At the risk of the invitation to take my own medicine, I offer a short list of people currently speaking a lot who shouldn't.
-- This item at Mediaite notes that former Vice President Joe Biden and President Donald Trump, two grandfathers who have recently been pointing out how each other "should be" handled and how they'd be the ones to do it, share ten Vietnam-era draft deferments between them. Trump's were for bone spurs and Biden's were for asthma.
-- Parkland, FL, high school student David Hogg went through an awful thing when a gunman shot and killed 17 of his fellow students. His response has been to call for regulations on guns, especially the type of gun used by the shooter at his school. That's an established policy position which he has every right to advocate -- in fact, if it's what he believes he has an obligation to do so. But when he starts in with lines like "our parents don’t know how to use a ****ing democracy, so we have to," he sounds like he ought to ditch the lecture tour for some time in class.

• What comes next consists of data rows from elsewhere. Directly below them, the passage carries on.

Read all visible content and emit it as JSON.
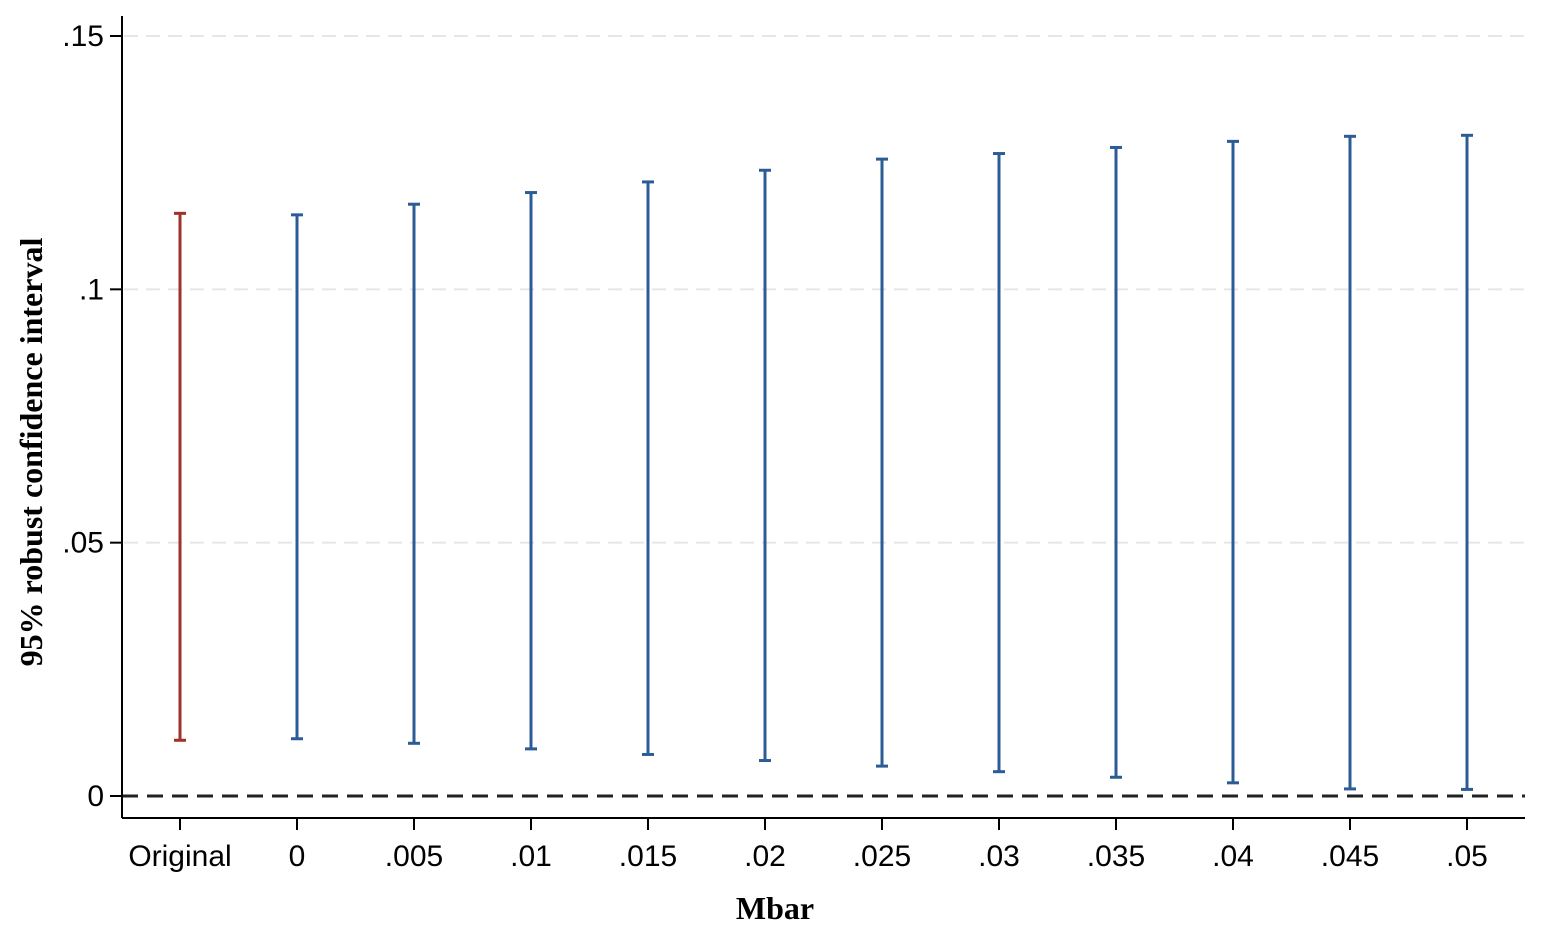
{
  "chart_data": {
    "type": "errorbar",
    "title": "",
    "xlabel": "Mbar",
    "ylabel": "95% robust confidence interval",
    "categories": [
      "Original",
      "0",
      ".005",
      ".01",
      ".015",
      ".02",
      ".025",
      ".03",
      ".035",
      ".04",
      ".045",
      ".05"
    ],
    "lower": [
      0.011,
      0.0113,
      0.0104,
      0.0093,
      0.0082,
      0.007,
      0.0059,
      0.0048,
      0.0037,
      0.0026,
      0.0014,
      0.0013
    ],
    "upper": [
      0.115,
      0.1147,
      0.1168,
      0.1191,
      0.1212,
      0.1235,
      0.1257,
      0.1268,
      0.128,
      0.1292,
      0.1302,
      0.1304
    ],
    "colors": [
      "#a03028",
      "#2c5c96",
      "#2c5c96",
      "#2c5c96",
      "#2c5c96",
      "#2c5c96",
      "#2c5c96",
      "#2c5c96",
      "#2c5c96",
      "#2c5c96",
      "#2c5c96",
      "#2c5c96"
    ],
    "ylim": [
      0,
      0.15
    ],
    "yticks": [
      0,
      0.05,
      0.1,
      0.15
    ],
    "ytick_labels": [
      "0",
      ".05",
      ".1",
      ".15"
    ],
    "grid": true,
    "grid_style": "dashed",
    "reference_line": {
      "y": 0,
      "style": "dashed",
      "color": "#222222"
    }
  }
}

History would probably be good, and maybe English, because the interview at The Outline suggests he doesn't know a lot of adjectives.
-- Arizona Senator Jeff Flake, who is retiring this year because it looked like he would have a pretty tough time winning the Republican nomination for his re-election, let alone the general election, is giving his well-coiffed mane a scratch or two over the idea of challenging President Trump for that nomination in 2020. You have to wonder: If you are stepping down because the voters of your own state's party organization want to vote for someone else, why would you do any better in a national primary?
-- Karen McDougal, a woman who claims she and President Trump had an affair back in 2006, was asked in an interview what she would say do the President's wife, Melania Trump, if given the opportunity. She said she would say she was sorry, and that "I wouldn't want it done to me." You wonder if she would want her spouse's hypothetical lover to offer details about the affair on national television, but that's not nearly as bad a thing to do, apparently. Blogger Ann Althouse is a little tougher on her than that, for what it's worth.
-- The President, of course, should start thinking more before speaking and should stop tweeting altogether.